Saras has already put some money where its mouth is. The firm launched “Digital Saras” last year, focusing on three key areas — asset operations and maintenance, oil processing and supply chains, and people.
The programme is in its infancy, but Scaffardi did touch on an example of work done at the firm’s liquid fuel gasification plant — the largest in the world, the company says — including a range of sensors analysing data on temperature, pressure and stress to retroactively analyse and predict mechanical failures.
If Scaffardi’s $1-2/bl margin improvement is to be taken seriously, especially in the context of minimal upfront investment costs, digitisation does on the face of it seem a no-brainer for Europe’s refiners.
But Scaffardi was sceptical of technology’s penetration so far into the refining sector. He labelled it an “old industry” that had failed to fully embrace automation in the way that other manufacturing sectors, like the automobile industry, have.

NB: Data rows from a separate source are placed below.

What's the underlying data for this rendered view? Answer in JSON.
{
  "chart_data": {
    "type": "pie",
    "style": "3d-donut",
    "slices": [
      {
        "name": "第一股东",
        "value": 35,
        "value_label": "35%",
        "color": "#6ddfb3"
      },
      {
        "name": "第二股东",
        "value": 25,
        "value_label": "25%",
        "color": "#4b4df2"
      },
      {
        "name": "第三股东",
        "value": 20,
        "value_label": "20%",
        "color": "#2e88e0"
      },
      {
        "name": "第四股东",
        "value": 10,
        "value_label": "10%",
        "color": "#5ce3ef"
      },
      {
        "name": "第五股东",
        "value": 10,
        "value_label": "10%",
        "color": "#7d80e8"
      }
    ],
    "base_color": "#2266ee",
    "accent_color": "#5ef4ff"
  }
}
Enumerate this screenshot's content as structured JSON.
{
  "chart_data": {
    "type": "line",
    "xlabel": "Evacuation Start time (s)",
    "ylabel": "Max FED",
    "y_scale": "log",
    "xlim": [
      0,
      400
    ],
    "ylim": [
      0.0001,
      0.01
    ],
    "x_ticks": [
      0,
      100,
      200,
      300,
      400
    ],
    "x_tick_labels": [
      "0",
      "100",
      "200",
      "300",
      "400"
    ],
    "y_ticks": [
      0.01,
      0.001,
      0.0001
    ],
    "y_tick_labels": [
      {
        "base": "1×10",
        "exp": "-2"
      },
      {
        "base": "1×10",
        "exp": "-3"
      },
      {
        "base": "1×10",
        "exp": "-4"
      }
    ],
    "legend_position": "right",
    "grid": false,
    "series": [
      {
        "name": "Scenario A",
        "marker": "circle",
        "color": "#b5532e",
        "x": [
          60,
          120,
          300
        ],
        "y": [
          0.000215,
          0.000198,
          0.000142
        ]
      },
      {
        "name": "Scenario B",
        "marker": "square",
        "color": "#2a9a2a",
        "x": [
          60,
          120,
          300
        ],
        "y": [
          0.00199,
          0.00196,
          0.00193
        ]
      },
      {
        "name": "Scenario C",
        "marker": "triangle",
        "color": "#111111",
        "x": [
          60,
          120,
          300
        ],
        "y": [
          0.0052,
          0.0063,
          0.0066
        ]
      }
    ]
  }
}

Digitisation certainly seems to be more commonly discussed in the upstream oil sector. Earlier this year, BP’s upstream chief executive, Bernard Looney, said big data is revolutionising big oil. “Digitisation has helped our US lower-48 operations improve capital efficiency by 53pc and reduce production costs by 28pc,” he said.
In a strategy presentation in February, Looney said BP’s ambition was to become “the digital upstream company”. His downstream counterpart, Tufan Erginbilgic, in the same presentation specifically discussed “digital” only in the context of “flight planning” and “integrated support services”.
Whether Europe’s refiners embrace further digitisation remains to be seen. But with Saras confidently setting out its stall, other refiners will be eagerly watching to see if big data really does mean big profits.